The Federal Trade Commission (FTC) stopped the operations of a group of companies engaged in deceptive online risk-free trial offers that lured consumers into enrolling in negative option plans.
Gopalkrishna Pai and the eight companies he owns and operates are facing a lawsuit filed by the FTC for allegedly committing deceptive practices and other unlawful actions. Pai’s companies facing charges included F9 Advertising LLC, Ace Initiative Group LLC, Connected Ad Station LLC, Fastlane Sales LLC, Hyper Marketing Solutions LLC, Media Redefined LLC, Primed Marketing LLC, and Responsive Media LLC.
In the complaint, the consumer watch dog alleged that Pai and his companies violated the Confidence Act (ROSCA) through negative option marketing.
According to the FTC, Pai and his companies acted as a common enterprise selling skin care products online from February 2016 to August 2017. The products sold in pairs by the defendants included Vita Luminance and Regenelift, Derma Vibrance and Nuevoderm, Revived Youth Cream and Revived Youth Serum, and Aura Youth Cream and Aura Youth Serum.
The defendants generated millions of dollars in revenue selling these skin care products online through negative option marketing.
Defendants enrolled consumers in auto-ship programs without their consent
Pai and his companies told consumers that they will only pay nominal shipping and handling costs, typically $4.99 or less for their risk-free trial offers. However, consumers were not aware that the defendants enrolled them in auto-ship programs.
The defendants charged consumers for the full cost of the product and for monthly automatic shipments, normally more than $90, unless they cancel within 14 or 15 days.
Additionally, the FTC alleged that the defendants used a confusing checkout process that led consumers to unintentionally sign up for products they did not want.
Furthermore, the defendants allegedly made it very difficult for consumers to cancel their enrollment in the auto-ship program. Consumers could not reach the defendants’ consumer representatives.

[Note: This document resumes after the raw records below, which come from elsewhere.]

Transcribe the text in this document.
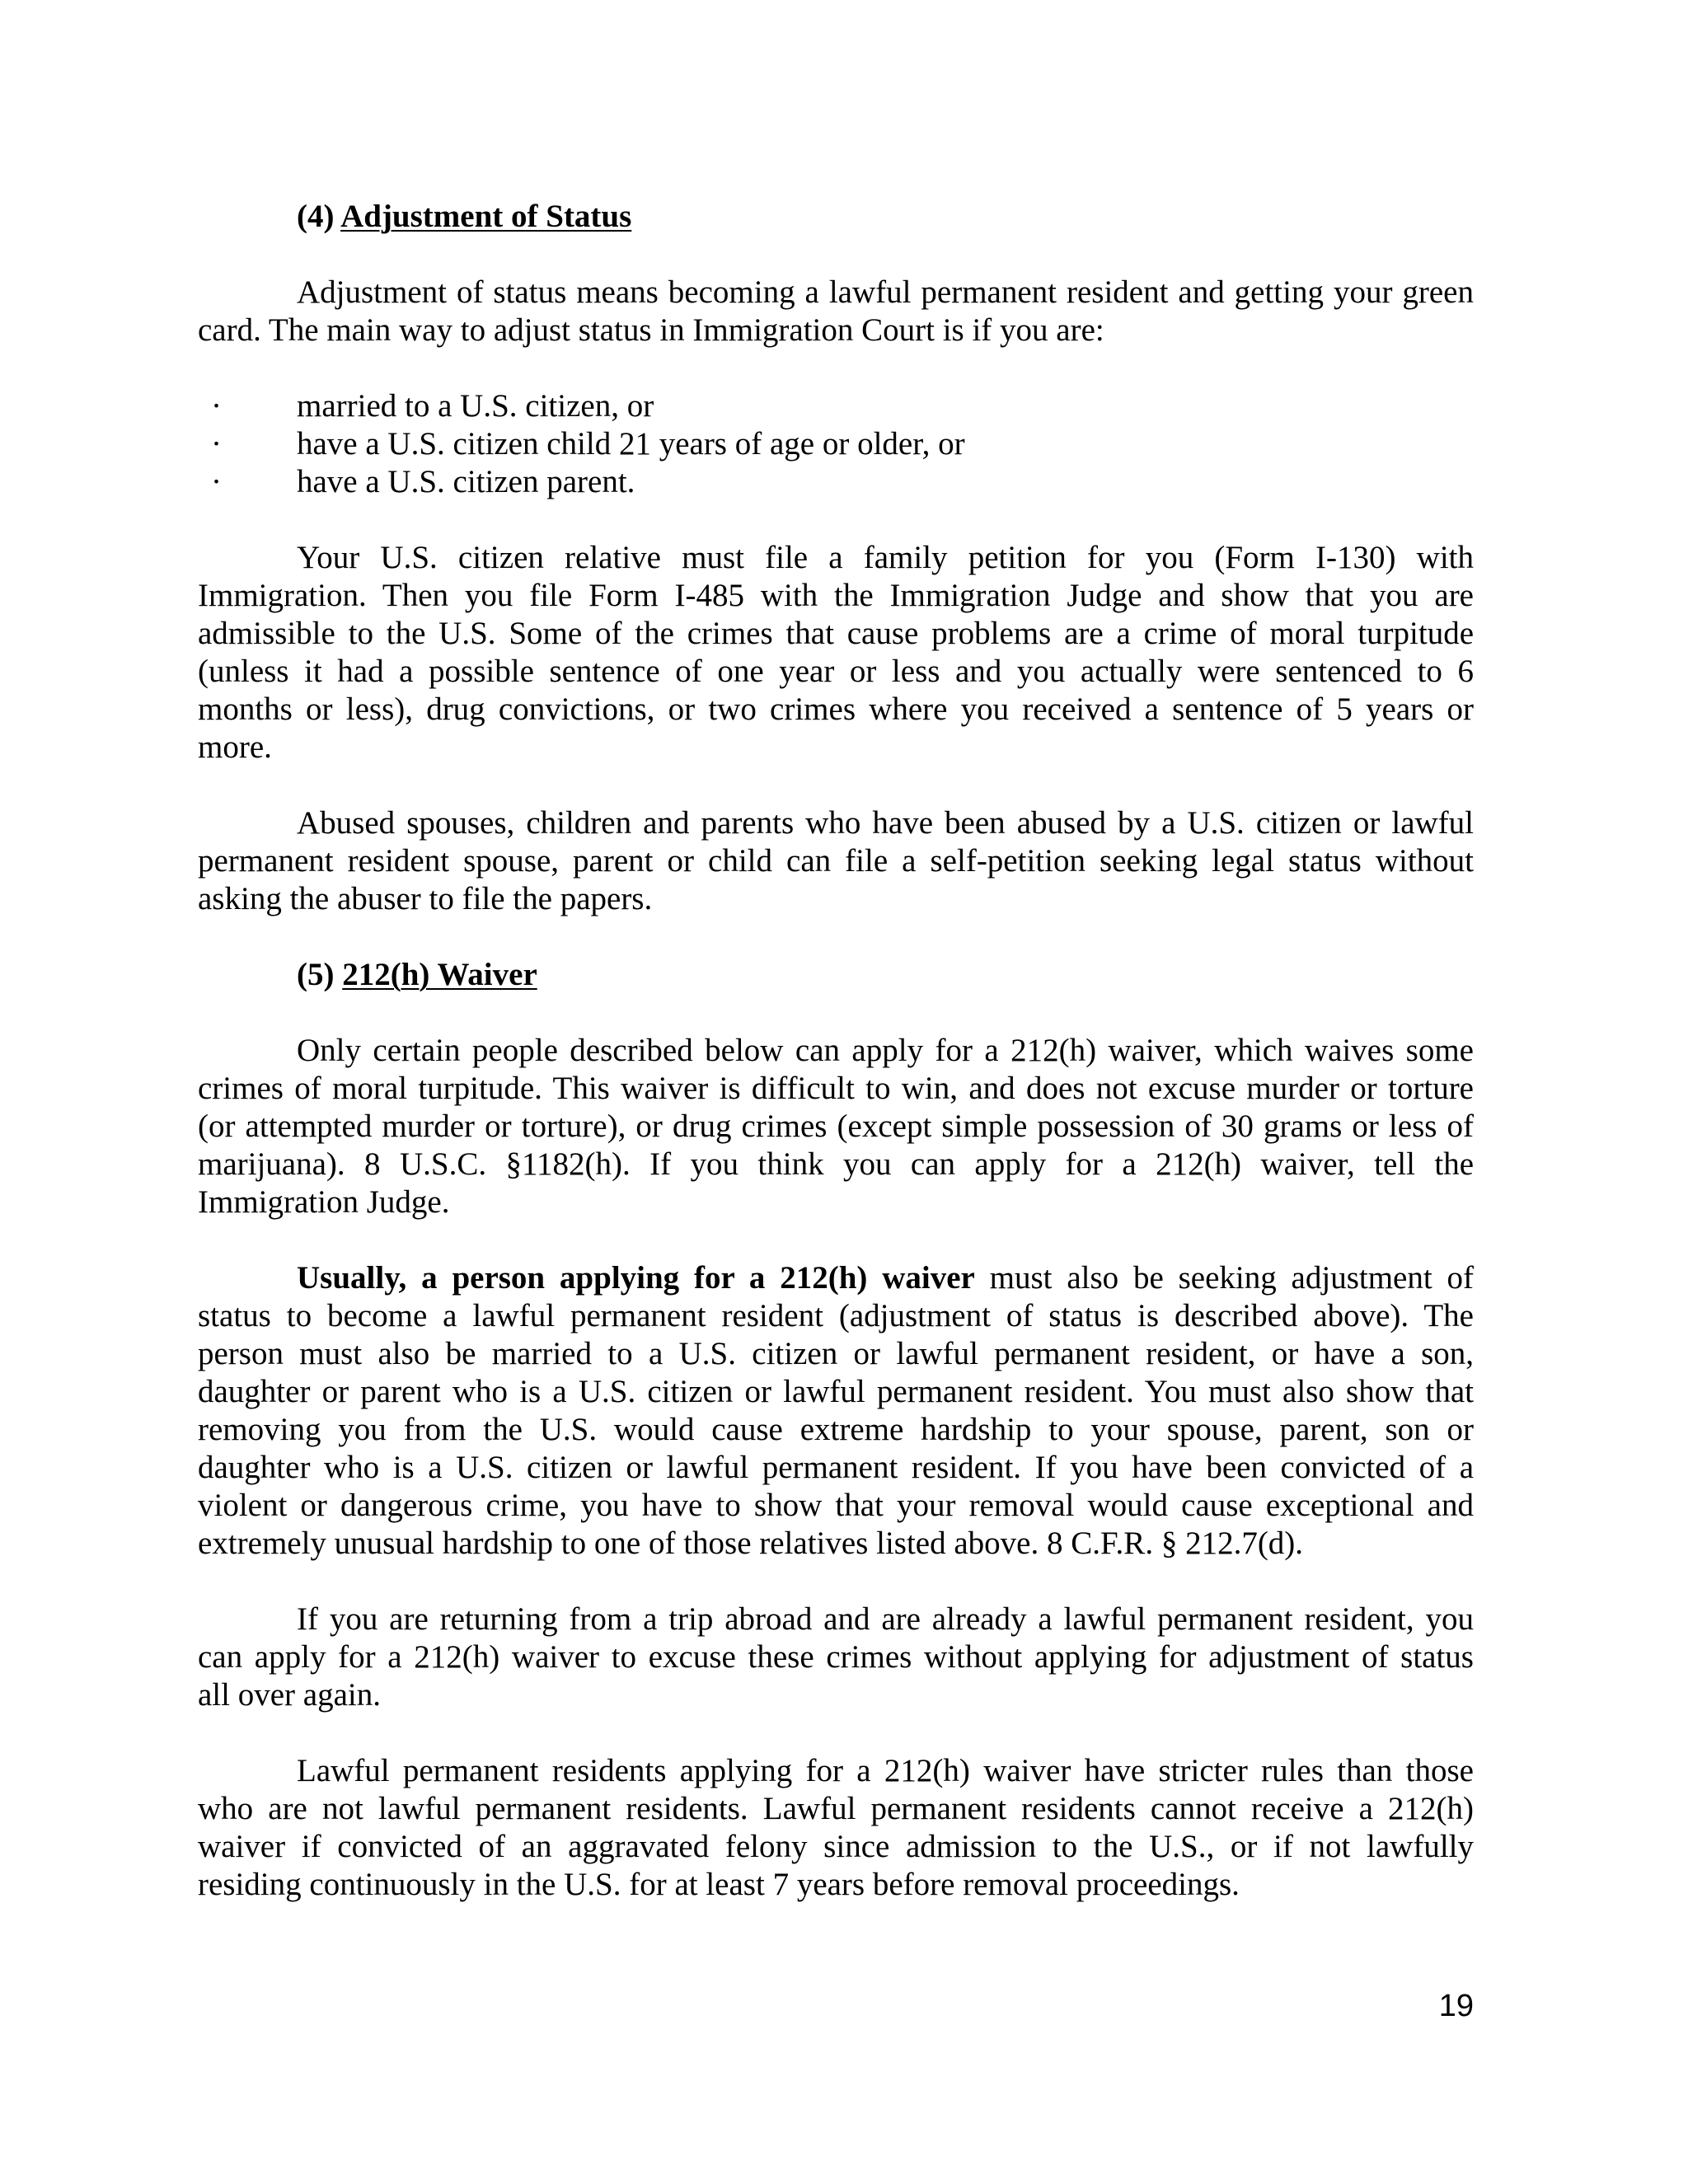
(4) Adjustment of Status
Adjustment of status means becoming a lawful permanent resident and getting your green
card. The main way to adjust status in Immigration Court is if you are:
· married to a U.S. citizen, or
· have a U.S. citizen child 21 years of age or older, or
· have a U.S. citizen parent.
Your U.S. citizen relative must file a family petition for you (Form I-130) with
Immigration. Then you file Form I-485 with the Immigration Judge and show that you are
admissible to the U.S. Some of the crimes that cause problems are a crime of moral turpitude
(unless it had a possible sentence of one year or less and you actually were sentenced to 6
months or less), drug convictions, or two crimes where you received a sentence of 5 years or
more.
Abused spouses, children and parents who have been abused by a U.S. citizen or lawful
permanent resident spouse, parent or child can file a self-petition seeking legal status without
asking the abuser to file the papers.
(5) 212(h) Waiver
Only certain people described below can apply for a 212(h) waiver, which waives some
crimes of moral turpitude. This waiver is difficult to win, and does not excuse murder or torture
(or attempted murder or torture), or drug crimes (except simple possession of 30 grams or less of
marijuana). 8 U.S.C. §1182(h). If you think you can apply for a 212(h) waiver, tell the
Immigration Judge.
Usually, a person applying for a 212(h) waiver must also be seeking adjustment of
status to become a lawful permanent resident (adjustment of status is described above). The
person must also be married to a U.S. citizen or lawful permanent resident, or have a son,
daughter or parent who is a U.S. citizen or lawful permanent resident. You must also show that
removing you from the U.S. would cause extreme hardship to your spouse, parent, son or
daughter who is a U.S. citizen or lawful permanent resident. If you have been convicted of a
violent or dangerous crime, you have to show that your removal would cause exceptional and
extremely unusual hardship to one of those relatives listed above. 8 C.F.R. § 212.7(d).
If you are returning from a trip abroad and are already a lawful permanent resident, you
can apply for a 212(h) waiver to excuse these crimes without applying for adjustment of status
all over again.
Lawful permanent residents applying for a 212(h) waiver have stricter rules than those
who are not lawful permanent residents. Lawful permanent residents cannot receive a 212(h)
waiver if convicted of an aggravated felony since admission to the U.S., or if not lawfully
residing continuously in the U.S. for at least 7 years before removal proceedings.
19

They did not get refund or cancellation of their enrollment in the auto-ship programs even they sent back the unopened trial products.
Defendants used credit card laundering to avoid detection
Moreover, the FTC accused the defendants of using more than 100 shell companies with straw owners to obtain merchant processing accounts needed to accept and process consumers’ credit and debit card payments.
According to the consumer watchdog, such practice is one form of “credit card laundering.” A scheme to avoid detection by credit card companies and law enforcement, allowing the defendants to make tens of millions of dollars through their deceptive risk-free trial offers.